Abstract
Background:
Central nervous system (CNS) accessibility constitutes a major hurdle for drug development to treat neurological diseases. Existing drug delivery methods rely on breaking the blood-brain barrier (BBB) for drugs to penetrate the CNS. Researchers have discovered natural microchannels between the skull bone marrow and the dura mater, providing a pathway for drug delivery through the skull bone marrow. However, there has been no research on the feasibility, safety, and efficacy of this delivery method for drug treatment of stroke.
Methods:
We used a microporous method for intracalvariosseous (ICO) injection to deliver drugs directly into brain parenchyma through skull bone marrow.
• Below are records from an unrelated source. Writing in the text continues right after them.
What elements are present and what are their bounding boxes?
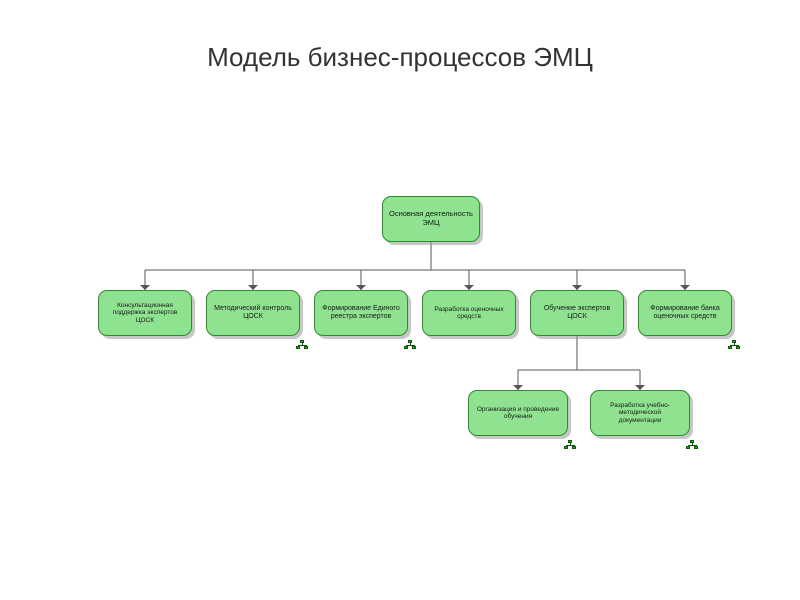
node-c3: Формирование Единого реестра экспертов <box>314 290 408 336</box>
node-box: Основная деятельность ЭМЦ <box>382 196 480 242</box>
diagram-canvas: Модель бизнес-процессов ЭМЦ Основная дея… <box>0 0 800 600</box>
node-c2: Методический контроль ЦОСК <box>206 290 300 336</box>
subprocess-icon <box>404 340 416 350</box>
node-box: Организация и проведение обучения <box>468 390 568 436</box>
node-c1: Консультационная поддержка экспертов ЦОС… <box>98 290 192 336</box>
node-label: Консультационная поддержка экспертов ЦОС… <box>105 302 185 324</box>
node-label: Разработка оценочных средств <box>429 306 509 321</box>
node-box: Формирование Единого реестра экспертов <box>314 290 408 336</box>
node-label: Разработка учебно-методической документа… <box>597 402 683 424</box>
node-root: Основная деятельность ЭМЦ <box>382 196 480 242</box>
node-g2: Разработка учебно-методической документа… <box>590 390 690 436</box>
node-c4: Разработка оценочных средств <box>422 290 516 336</box>
node-box: Обучение экспертов ЦОСК <box>530 290 624 336</box>
node-label: Организация и проведение обучения <box>475 406 561 421</box>
node-label: Основная деятельность ЭМЦ <box>389 210 473 227</box>
node-label: Методический контроль ЦОСК <box>213 305 293 321</box>
subprocess-icon <box>686 440 698 450</box>
node-g1: Организация и проведение обучения <box>468 390 568 436</box>
node-box: Разработка оценочных средств <box>422 290 516 336</box>
subprocess-icon <box>564 440 576 450</box>
node-c6: Формирование банка оценочных средств <box>638 290 732 336</box>
node-label: Формирование банка оценочных средств <box>645 305 725 321</box>
subprocess-icon <box>728 340 740 350</box>
node-box: Формирование банка оценочных средств <box>638 290 732 336</box>
node-box: Методический контроль ЦОСК <box>206 290 300 336</box>
node-label: Формирование Единого реестра экспертов <box>321 305 401 321</box>
subprocess-icon <box>296 340 308 350</box>
node-box: Разработка учебно-методической документа… <box>590 390 690 436</box>
node-label: Обучение экспертов ЦОСК <box>537 305 617 321</box>
node-box: Консультационная поддержка экспертов ЦОС… <box>98 290 192 336</box>
node-c5: Обучение экспертов ЦОСК <box>530 290 624 336</box>
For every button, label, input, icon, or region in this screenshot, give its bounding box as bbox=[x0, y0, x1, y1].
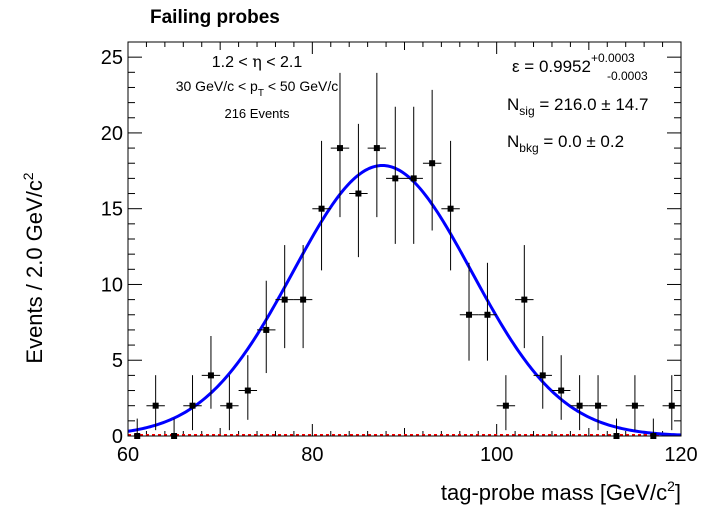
data-point bbox=[422, 89, 442, 231]
x-tick-label: 100 bbox=[480, 444, 513, 466]
data-point bbox=[257, 280, 276, 374]
y-axis-label: Events / 2.0 GeV/c2 bbox=[20, 172, 47, 363]
data-marker bbox=[226, 402, 233, 409]
data-point bbox=[330, 72, 350, 218]
data-marker bbox=[466, 311, 473, 318]
data-point bbox=[625, 375, 645, 431]
data-point bbox=[275, 245, 294, 349]
data-point bbox=[441, 140, 460, 271]
data-point bbox=[367, 72, 387, 218]
plot-frame bbox=[127, 41, 682, 437]
data-point bbox=[588, 375, 608, 431]
data-point bbox=[183, 375, 202, 431]
data-marker bbox=[281, 296, 288, 303]
data-marker bbox=[558, 387, 565, 394]
data-point bbox=[349, 123, 368, 258]
data-marker bbox=[189, 402, 196, 409]
data-point bbox=[220, 375, 239, 431]
data-marker bbox=[595, 402, 602, 409]
n-signal-label: Nsig = 216.0 ± 14.7 bbox=[507, 95, 648, 118]
data-marker bbox=[263, 326, 270, 333]
data-marker bbox=[207, 372, 214, 379]
total-fit-curve bbox=[127, 163, 682, 437]
x-tick-label: 80 bbox=[301, 444, 323, 466]
data-point bbox=[238, 355, 258, 420]
y-tick-label: 20 bbox=[101, 123, 123, 145]
efficiency-label: ε = 0.9952+0.0003 -0.0003 bbox=[512, 51, 648, 83]
data-point bbox=[570, 375, 589, 431]
y-tick-label: 0 bbox=[112, 426, 123, 448]
data-marker bbox=[668, 402, 675, 409]
data-marker bbox=[355, 190, 362, 197]
data-marker bbox=[410, 175, 417, 182]
data-marker bbox=[502, 402, 509, 409]
y-tick-label: 15 bbox=[101, 199, 123, 221]
x-axis-label: tag-probe mass [GeV/c2] bbox=[441, 478, 681, 505]
data-marker bbox=[539, 372, 546, 379]
data-point bbox=[459, 262, 479, 361]
data-marker bbox=[244, 387, 251, 394]
n-background-label: Nbkg = 0.0 ± 0.2 bbox=[507, 132, 624, 155]
total-fit-layer bbox=[127, 163, 682, 437]
x-tick-label: 120 bbox=[664, 444, 697, 466]
data-marker bbox=[429, 160, 436, 167]
data-point bbox=[533, 335, 552, 409]
data-marker bbox=[336, 145, 343, 152]
data-marker bbox=[631, 402, 638, 409]
chart-title: Failing probes bbox=[150, 7, 280, 28]
x-tick-label: 60 bbox=[117, 444, 139, 466]
data-point bbox=[386, 106, 405, 244]
data-point bbox=[312, 140, 331, 271]
data-point bbox=[662, 375, 681, 431]
data-points-layer bbox=[128, 72, 681, 439]
data-marker bbox=[318, 205, 325, 212]
data-point bbox=[496, 375, 516, 431]
pt-range-label: 30 GeV/c < pT < 50 GeV/c bbox=[176, 78, 339, 99]
data-marker bbox=[447, 205, 454, 212]
data-point bbox=[515, 245, 534, 349]
y-tick-label: 25 bbox=[101, 47, 123, 69]
data-marker bbox=[373, 145, 380, 152]
data-point bbox=[404, 106, 423, 244]
data-point bbox=[478, 262, 497, 361]
eta-range-label: 1.2 < η < 2.1 bbox=[212, 52, 303, 71]
data-marker bbox=[484, 311, 491, 318]
data-marker bbox=[392, 175, 399, 182]
data-marker bbox=[300, 296, 307, 303]
data-marker bbox=[576, 402, 583, 409]
y-tick-label: 10 bbox=[101, 274, 123, 296]
event-count-label: 216 Events bbox=[224, 106, 290, 121]
data-point bbox=[551, 355, 571, 420]
y-tick-label: 5 bbox=[112, 350, 123, 372]
data-point bbox=[293, 245, 313, 349]
data-point bbox=[146, 375, 165, 431]
data-marker bbox=[152, 402, 159, 409]
data-marker bbox=[521, 296, 528, 303]
data-point bbox=[201, 335, 221, 409]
Safety of ICO was assessed by monitoring changes in skull and peripheral blood neutrophil counts, and FITC-dextran extravasation across the BBB. Drug delivery pathways were observed through transparent skull-dura mater-brain tissue. In a rodent stroke model, NA-1 or Y-3 neuroprotective agents were administered via ICO to evaluate safety and efficacy by assessing neurological deficits, infarct size, neuroinflammatory factors, neuronal apoptosis, and liver/kidney function. Drug concentration in tissues was measured using fluorescence tracing and high-performance liquid chromatography to gauge ICO delivery efficiency.
Findings:
ICO injection delivers drugs to the brain parenchyma through microchannels between the skull bone marrow and the dura mater, offering higher delivery efficiency than intravenous injection. After ICO injection, there were no changes in neutrophil counts in the skull bone marrow and peripheral blood, and the amount of FITC-dextran passing through the BBB remained unchanged. This confirmed that ICO injection does not cause skull infection or break BBB, which suggested ICO injection is safe and feasible. In the treatment of stroke with neuroprotective agents, although the drug dosage of ICO injection was lower than intravenous injection, drug accumulation in the brain increased after ICO injection, which helped repair nerve damage, reduce neuronal apoptosis, and decrease the expression of inflammatory factors.
Interpretation:
ICO injection is a central nervous system drug delivery method that utilizes natural microchannels between the skull and dura mater for efficient drug delivery. Our results assessed the feasibility and safety of ICO injection at the preclinical level and evaluated its efficacy in animal models of stroke. The findings provided a foundation for the clinical translation of ICO injection.
Funding:
This study was supported by The National Natural Science Foundation of China (No. 82425101); Beijing Municipal Science & Technology Commission (No. Z231100004823036); Capital's Funds for Health Improvement and Research (2022-2-2045); National Key Research & Development Program of China (2022YFF1501500, 2022YFF1501501, 2022YFF1501502, 2022YFF1501503, 2022YFF1501504, 2022YFF1501505).